Just how “clear” must a state court’s alleged mistake be? The answer to that is unclear. But it is clear that Kavanaugh rejects the longstanding rule that he and his fellow federal justices must always defer to state supreme courts on questions of state law.

That position could also have profound implications. In 2018, for example, the Pennsylvania Supreme Court struck down gerrymandered maps drawn by the GOP-controlled state legislature. Kavanaugh’s position would allow the Republican-controlled Supreme Court of the United States to overrule such a decision.

Kavanaugh also lifts much of his reasoning from a disreputable source. Before today, the Supreme Court’s decision in Bush v. Gore (2000), which effectively handed the presidency to George W. Bush, had only been cited once in a Supreme Court opinion — and that one citation appeared in a footnote to a dissenting opinion by Justice Clarence Thomas, which was joined by no other justice.

But Kavanaugh quotes heavily from Chief Justice William Rehnquist’s concurring opinion in Bush, which also embraced an excessively literal approach to the word “legislature.” It appears that Bush v. Gore, arguably the most partisan decision in the Court’s history — and one that Kavanaugh helped litigate — is back in favor with key members of the Court.

It’s worth noting that the decision in Democratic National Committee was handed down literally as the Senate was voting to confirm incoming Justice Amy Coney Barrett, a staunch conservative who during her confirmation hearings would not commit to recusing herself from cases involving the 2020 election.
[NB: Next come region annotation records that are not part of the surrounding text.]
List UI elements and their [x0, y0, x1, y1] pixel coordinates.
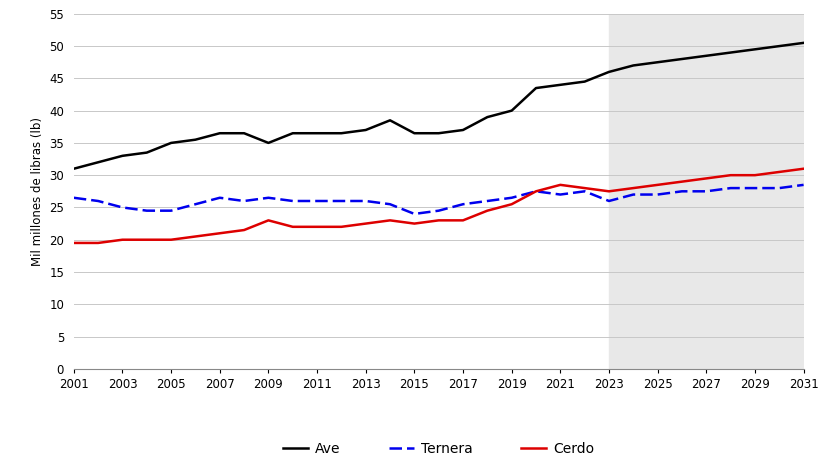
Legend: Ave, Ternera, Cerdo: Ave, Ternera, Cerdo [277, 436, 600, 461]
Y-axis label: Mil millones de libras (lb): Mil millones de libras (lb) [30, 117, 43, 266]
Bar [609, 14, 803, 369]
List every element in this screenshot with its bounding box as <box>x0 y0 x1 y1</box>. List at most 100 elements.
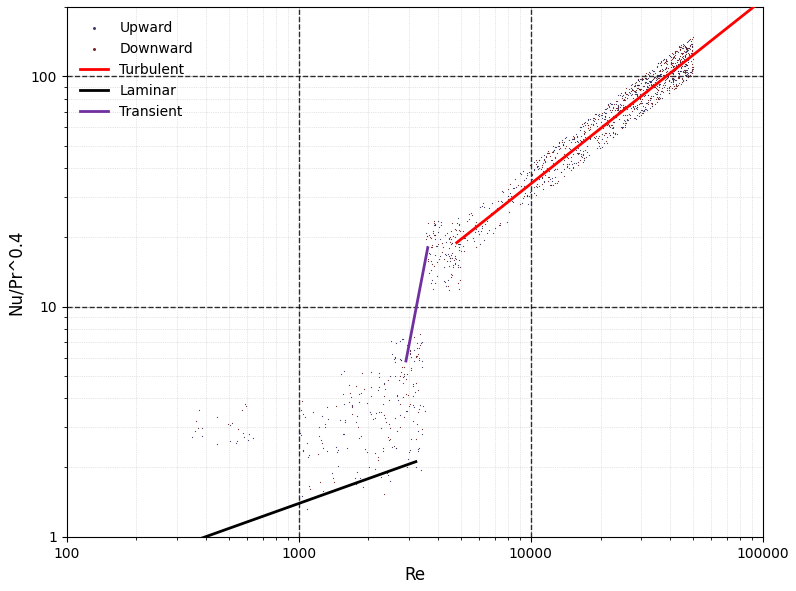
Downward <box>660 83 673 92</box>
Upward <box>365 391 377 400</box>
Upward <box>501 191 514 201</box>
Downward <box>545 180 558 190</box>
Upward <box>496 186 509 196</box>
Downward <box>412 349 424 359</box>
Upward <box>318 420 331 429</box>
Upward <box>630 83 643 93</box>
Upward <box>684 41 696 50</box>
Downward <box>515 181 528 190</box>
Downward <box>616 91 629 100</box>
Upward <box>662 72 675 82</box>
Upward <box>404 349 416 358</box>
Upward <box>679 61 692 70</box>
Upward <box>648 73 661 82</box>
Upward <box>663 88 676 98</box>
Downward <box>531 161 544 170</box>
Downward <box>671 61 684 71</box>
Upward <box>617 104 630 113</box>
Downward <box>343 388 356 398</box>
Downward <box>388 371 401 381</box>
Upward <box>412 426 424 436</box>
Upward <box>635 78 648 87</box>
Laminar <box>411 458 420 465</box>
Upward <box>306 407 319 417</box>
Downward <box>382 395 395 405</box>
Downward <box>653 94 665 103</box>
Downward <box>607 122 619 132</box>
Downward <box>641 99 654 108</box>
Downward <box>431 239 444 249</box>
Upward <box>468 236 481 245</box>
Upward <box>506 197 519 207</box>
Downward <box>656 70 669 79</box>
Downward <box>442 281 455 291</box>
Upward <box>295 405 307 415</box>
Downward <box>631 80 644 90</box>
Downward <box>388 441 400 451</box>
Upward <box>640 105 653 115</box>
Downward <box>665 59 677 69</box>
Upward <box>506 183 519 193</box>
Upward <box>654 72 666 81</box>
Downward <box>425 259 438 268</box>
Upward <box>631 75 644 85</box>
Upward <box>671 47 684 57</box>
Upward <box>537 158 549 168</box>
Upward <box>509 174 521 184</box>
Upward <box>294 428 306 438</box>
Downward <box>411 343 423 353</box>
Downward <box>667 52 680 61</box>
Downward <box>472 229 485 239</box>
Upward <box>600 115 613 124</box>
Downward <box>637 101 650 111</box>
Downward <box>572 160 584 170</box>
Upward <box>377 399 389 408</box>
Upward <box>611 103 623 112</box>
Downward <box>650 74 663 84</box>
Upward <box>224 420 237 429</box>
Upward <box>434 234 447 243</box>
Downward <box>400 375 413 384</box>
Upward <box>632 84 645 93</box>
Upward <box>388 355 400 364</box>
Upward <box>646 80 659 90</box>
Downward <box>575 150 587 159</box>
Downward <box>346 402 359 412</box>
Upward <box>577 147 590 156</box>
Downward <box>660 59 673 68</box>
Upward <box>492 220 505 229</box>
Upward <box>656 64 669 74</box>
Upward <box>647 67 660 76</box>
Downward <box>650 94 662 103</box>
Downward <box>452 219 465 229</box>
Downward <box>667 70 680 79</box>
Downward <box>361 447 373 456</box>
Downward <box>416 424 428 434</box>
Downward <box>622 109 635 119</box>
Downward <box>515 170 528 179</box>
Upward <box>517 181 530 190</box>
Downward <box>575 151 587 161</box>
Upward <box>682 55 695 64</box>
Downward <box>435 247 448 256</box>
Downward <box>670 63 683 73</box>
Downward <box>623 85 636 94</box>
Upward <box>230 439 243 448</box>
Downward <box>626 100 639 109</box>
Upward <box>295 491 308 501</box>
Upward <box>677 55 690 64</box>
Upward <box>618 120 631 129</box>
Upward <box>441 249 454 259</box>
Downward <box>664 71 677 80</box>
Downward <box>590 109 603 118</box>
Upward <box>549 142 562 152</box>
Upward <box>595 134 608 144</box>
Downward <box>604 131 617 140</box>
Downward <box>679 67 692 76</box>
Downward <box>674 51 687 61</box>
Upward <box>428 221 441 230</box>
Downward <box>615 93 628 103</box>
Upward <box>444 256 457 266</box>
Downward <box>667 64 680 73</box>
Upward <box>599 111 612 121</box>
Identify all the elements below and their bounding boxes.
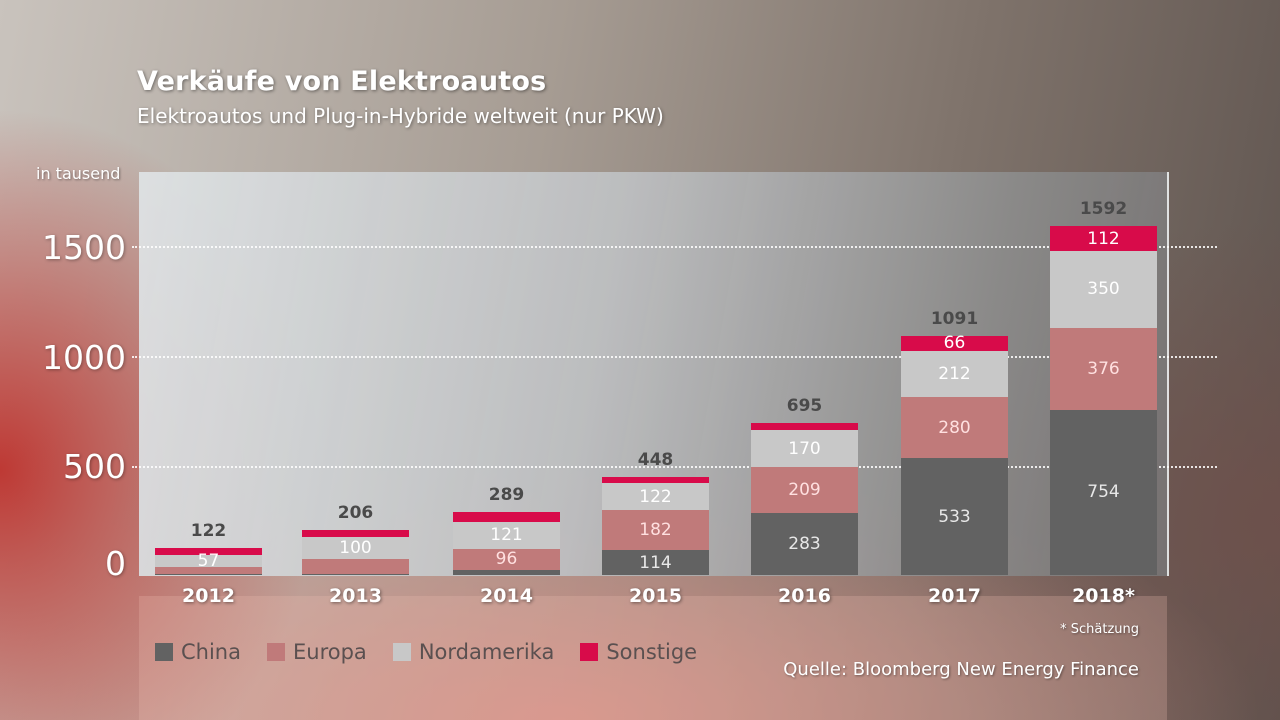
x-axis-label: 2017 xyxy=(928,585,981,607)
legend-item-china: China xyxy=(155,640,241,664)
bar-segment-europa xyxy=(155,567,262,574)
legend: China Europa Nordamerika Sonstige xyxy=(155,640,723,664)
legend-swatch-europa xyxy=(267,643,285,661)
chart-subtitle: Elektroautos und Plug-in-Hybride weltwei… xyxy=(137,104,664,128)
bar-segment-sonstige: 66 xyxy=(901,333,1008,353)
x-axis-label: 2013 xyxy=(329,585,382,607)
gridline-1500 xyxy=(132,246,1217,248)
legend-item-sonstige: Sonstige xyxy=(580,640,697,664)
y-tick-1500: 1500 xyxy=(42,228,126,267)
y-tick-500: 500 xyxy=(63,447,126,486)
bar-segment-europa: 182 xyxy=(602,510,709,551)
y-axis-unit-label: in tausend xyxy=(36,164,121,183)
gridline-500 xyxy=(132,466,1217,468)
bar-segment-china: 754 xyxy=(1050,409,1157,575)
bar-segment-china: 283 xyxy=(751,513,858,575)
bar-segment-nordamerika: 350 xyxy=(1050,250,1157,328)
bar-2017: 533 280 212 66 xyxy=(901,333,1008,575)
chart-bottom-panel xyxy=(139,596,1167,720)
bar-total-label: 289 xyxy=(488,484,525,505)
bar-segment-nordamerika: 212 xyxy=(901,350,1008,397)
bar-segment-nordamerika: 121 xyxy=(453,522,560,549)
bar-total-label: 122 xyxy=(190,521,227,542)
bar-segment-china xyxy=(453,569,560,575)
bar-segment-europa: 280 xyxy=(901,396,1008,459)
bar-segment-sonstige xyxy=(155,548,262,555)
legend-label-europa: Europa xyxy=(293,640,367,664)
x-axis-label: 2015 xyxy=(629,585,682,607)
gridline-1000 xyxy=(132,356,1217,358)
bar-2016: 283 209 170 xyxy=(751,422,858,575)
x-axis-label: 2012 xyxy=(182,585,235,607)
x-axis-label: 2014 xyxy=(480,585,533,607)
bar-segment-china: 533 xyxy=(901,458,1008,575)
bar-segment-sonstige xyxy=(453,511,560,523)
bar-total-label: 448 xyxy=(637,449,674,470)
bar-total-label: 206 xyxy=(337,502,374,523)
bar-segment-nordamerika: 122 xyxy=(602,483,709,511)
bar-segment-china: 114 xyxy=(602,550,709,575)
bar-segment-europa: 376 xyxy=(1050,327,1157,410)
legend-label-sonstige: Sonstige xyxy=(606,640,698,664)
bar-segment-sonstige xyxy=(751,422,858,431)
bar-segment-sonstige xyxy=(302,529,409,537)
x-axis-label: 2018* xyxy=(1072,585,1135,607)
y-tick-1000: 1000 xyxy=(42,338,126,377)
bar-2018: 754 376 350 112 xyxy=(1050,226,1157,575)
legend-swatch-sonstige xyxy=(580,643,599,661)
chart-title: Verkäufe von Elektroautos xyxy=(137,66,547,97)
bar-segment-europa: 96 xyxy=(453,548,560,570)
source-credit: Quelle: Bloomberg New Energy Finance xyxy=(783,659,1139,680)
bar-2015: 114 182 122 xyxy=(602,476,709,575)
x-axis-label: 2016 xyxy=(778,585,831,607)
bar-2013: 100 xyxy=(302,529,409,575)
bar-total-label: 695 xyxy=(786,395,823,416)
legend-swatch-nordamerika xyxy=(392,643,411,661)
bar-segment-china xyxy=(155,573,262,575)
bar-segment-europa xyxy=(302,558,409,575)
bar-segment-sonstige xyxy=(602,476,709,484)
bar-segment-china xyxy=(302,574,409,575)
bar-total-label: 1091 xyxy=(930,309,979,330)
bar-segment-nordamerika: 170 xyxy=(751,430,858,468)
legend-item-nordamerika: Nordamerika xyxy=(392,640,555,664)
bar-total-label: 1592 xyxy=(1079,199,1128,220)
estimate-footnote: * Schätzung xyxy=(1060,622,1139,637)
bar-segment-nordamerika: 100 xyxy=(302,536,409,559)
bar-segment-nordamerika: 57 xyxy=(155,551,262,571)
legend-item-europa: Europa xyxy=(267,640,367,664)
legend-swatch-china xyxy=(155,643,173,661)
bar-segment-sonstige: 112 xyxy=(1050,226,1157,251)
y-tick-0: 0 xyxy=(105,544,126,583)
legend-label-nordamerika: Nordamerika xyxy=(418,640,555,664)
legend-label-china: China xyxy=(181,640,241,664)
bar-2012: 57 xyxy=(155,548,262,575)
bar-segment-europa: 209 xyxy=(751,467,858,514)
bar-2014: 96 121 xyxy=(453,511,560,575)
That means that last week’s decision allowing a Pennsylvania Supreme Court decision to stand could be very short-lived. That decision, after all, was 4-4, with Chief Justice John Roberts voting with the Court’s three liberals. With Barrett, the Court’s right flank may well be getting a fifth vote to toss out the state supreme court’s decision — and to order an unknown number of ballots tossed out in the process.

It’s unclear what immediate impact the decision in Democratic National Committee will have on the upcoming election. Last April, about 79,000 ballots arrived late during Wisconsin’s primary election but were counted anyway due to a lower court decision. The Supreme Court’s decision in Democratic National Committee will prevent similarly late ballots from being counted during the 2020 general election. The deadline for Wisconsin mail-in ballots to arrive is 8 pm on Election Day.

Though 79,000 ballots could easily swing an election, that’s only if it is close (in 2016, Trump won the state by a razor-thin margin of some 22,000 votes). A large enough margin could minimize the impact of the Court’s decision, and voters can ensure that their vote is counted by voting early enough.

But while this decision may not change the result of the 2020 election, its impact is still likely to be felt for years or even decades — assuming that Republicans retain their 6-3 majority on the Supreme Court. American election law has entered a chaotic new world, one where even the most basic rules are seemingly up for grabs. And the Supreme Court just sent a fairly clear signal that it may be about to light one of the most well-established rules on fire.